Ganz nah an Jägers Thema ist das Gedicht der 16jährigen  Kimberly Hartl: „Der Axtmord“.

< Beitrag K. Hartl: Der Axtmord >

Das Thema „Metamorphosen“, das in den bisherigen Beiträgen deutlich schwerer wog als die  „Lebensräume“, hat natürlich auch aktuelle Vorläufer. Bei der Metamorphose kann niemand vergessen, dass er „das Schweigen der Lämmer“ gesehen hat, und das Aufdecken düsterer Geheimnisse durch die Entschlüsselung geheimer Hinweise ist ja kein Monopol von Dan Boyle oder Umberto Eco. Die beiden nächsten Beiträge lassen solche Verwandtschaften anklingen.

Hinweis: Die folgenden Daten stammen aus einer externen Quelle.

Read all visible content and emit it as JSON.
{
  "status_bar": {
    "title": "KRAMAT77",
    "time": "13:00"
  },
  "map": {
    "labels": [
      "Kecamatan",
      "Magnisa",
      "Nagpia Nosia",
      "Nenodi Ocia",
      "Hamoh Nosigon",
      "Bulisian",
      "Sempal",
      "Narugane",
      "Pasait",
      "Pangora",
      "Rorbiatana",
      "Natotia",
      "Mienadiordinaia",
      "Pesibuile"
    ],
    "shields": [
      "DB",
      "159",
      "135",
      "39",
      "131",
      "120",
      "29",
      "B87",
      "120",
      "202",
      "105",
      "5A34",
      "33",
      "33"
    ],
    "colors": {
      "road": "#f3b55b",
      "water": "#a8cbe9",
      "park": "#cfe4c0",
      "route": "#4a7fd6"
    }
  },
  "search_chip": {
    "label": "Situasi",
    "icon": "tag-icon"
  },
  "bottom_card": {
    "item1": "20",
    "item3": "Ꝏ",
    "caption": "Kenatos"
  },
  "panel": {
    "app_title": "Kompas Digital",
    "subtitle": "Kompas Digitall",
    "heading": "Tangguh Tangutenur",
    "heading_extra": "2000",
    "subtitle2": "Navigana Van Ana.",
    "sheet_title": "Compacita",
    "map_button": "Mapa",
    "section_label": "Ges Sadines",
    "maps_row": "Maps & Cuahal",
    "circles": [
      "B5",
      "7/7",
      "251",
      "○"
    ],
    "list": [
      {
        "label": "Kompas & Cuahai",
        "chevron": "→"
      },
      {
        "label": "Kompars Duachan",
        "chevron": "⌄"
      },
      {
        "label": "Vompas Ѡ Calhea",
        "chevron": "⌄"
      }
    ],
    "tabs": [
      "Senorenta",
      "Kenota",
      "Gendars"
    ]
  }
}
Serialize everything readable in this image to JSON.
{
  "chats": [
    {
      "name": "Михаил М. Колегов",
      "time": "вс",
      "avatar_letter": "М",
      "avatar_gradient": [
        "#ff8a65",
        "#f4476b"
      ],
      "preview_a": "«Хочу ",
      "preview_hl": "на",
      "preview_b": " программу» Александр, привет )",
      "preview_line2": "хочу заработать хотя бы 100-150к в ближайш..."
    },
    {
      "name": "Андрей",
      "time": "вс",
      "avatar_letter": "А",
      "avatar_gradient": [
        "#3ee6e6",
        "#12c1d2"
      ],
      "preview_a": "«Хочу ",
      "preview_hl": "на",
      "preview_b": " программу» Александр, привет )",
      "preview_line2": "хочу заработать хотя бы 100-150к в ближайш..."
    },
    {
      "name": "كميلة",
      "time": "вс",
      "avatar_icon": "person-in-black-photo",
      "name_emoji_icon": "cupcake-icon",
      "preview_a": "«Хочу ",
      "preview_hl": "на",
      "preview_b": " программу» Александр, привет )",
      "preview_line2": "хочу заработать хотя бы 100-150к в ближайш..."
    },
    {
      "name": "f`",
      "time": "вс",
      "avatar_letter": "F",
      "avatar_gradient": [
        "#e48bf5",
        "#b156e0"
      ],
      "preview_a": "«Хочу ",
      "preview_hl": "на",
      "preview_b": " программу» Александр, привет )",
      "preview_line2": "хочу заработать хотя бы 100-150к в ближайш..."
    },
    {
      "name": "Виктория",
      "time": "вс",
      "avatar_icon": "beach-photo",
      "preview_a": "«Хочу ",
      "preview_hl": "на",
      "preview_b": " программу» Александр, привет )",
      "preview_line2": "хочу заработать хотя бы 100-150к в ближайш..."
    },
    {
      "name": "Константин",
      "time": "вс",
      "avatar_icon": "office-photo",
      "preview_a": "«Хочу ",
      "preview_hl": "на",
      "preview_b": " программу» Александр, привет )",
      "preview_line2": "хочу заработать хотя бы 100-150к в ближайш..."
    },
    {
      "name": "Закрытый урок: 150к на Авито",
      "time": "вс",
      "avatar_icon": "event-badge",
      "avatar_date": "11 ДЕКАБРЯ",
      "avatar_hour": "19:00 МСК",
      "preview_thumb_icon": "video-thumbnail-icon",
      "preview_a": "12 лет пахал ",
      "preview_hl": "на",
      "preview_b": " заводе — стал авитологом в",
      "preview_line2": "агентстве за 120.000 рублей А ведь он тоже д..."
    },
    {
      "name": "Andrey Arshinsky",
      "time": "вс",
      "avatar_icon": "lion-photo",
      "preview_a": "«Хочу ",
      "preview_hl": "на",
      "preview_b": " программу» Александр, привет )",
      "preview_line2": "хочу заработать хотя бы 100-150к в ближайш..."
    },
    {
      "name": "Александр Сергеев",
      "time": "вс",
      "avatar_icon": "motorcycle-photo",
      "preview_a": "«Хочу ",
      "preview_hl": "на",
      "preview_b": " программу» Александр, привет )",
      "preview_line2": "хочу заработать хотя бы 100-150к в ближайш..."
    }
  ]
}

Zunächst die Geschichte „Zitronengelb“ von Jens Kaup und danach „ Musikalische Metamorphosen“ der Butzbacher Schülerin Lea Rösner. Beide sind heute hier und wir begrüßen sie sehr herzlich.

< J.Kaup: Zitronengelb“ >

< Lea Rösner: Musikalische Metamorphosen“ >

Während im Zentrum der bisherigen Beiträge die „Metamorphose“ stand, lernen wir jetzt zwei Geschichten und ein Gedicht kennen, die darüber nachdenken, welche Rolle der „Lebensraum“ für einen Krimi spielen kann. Es sind spannende Geschichten, das kann ich Iohnen versprechen, und es sind Geschichten,die bei uns ganz oben gelandet sind.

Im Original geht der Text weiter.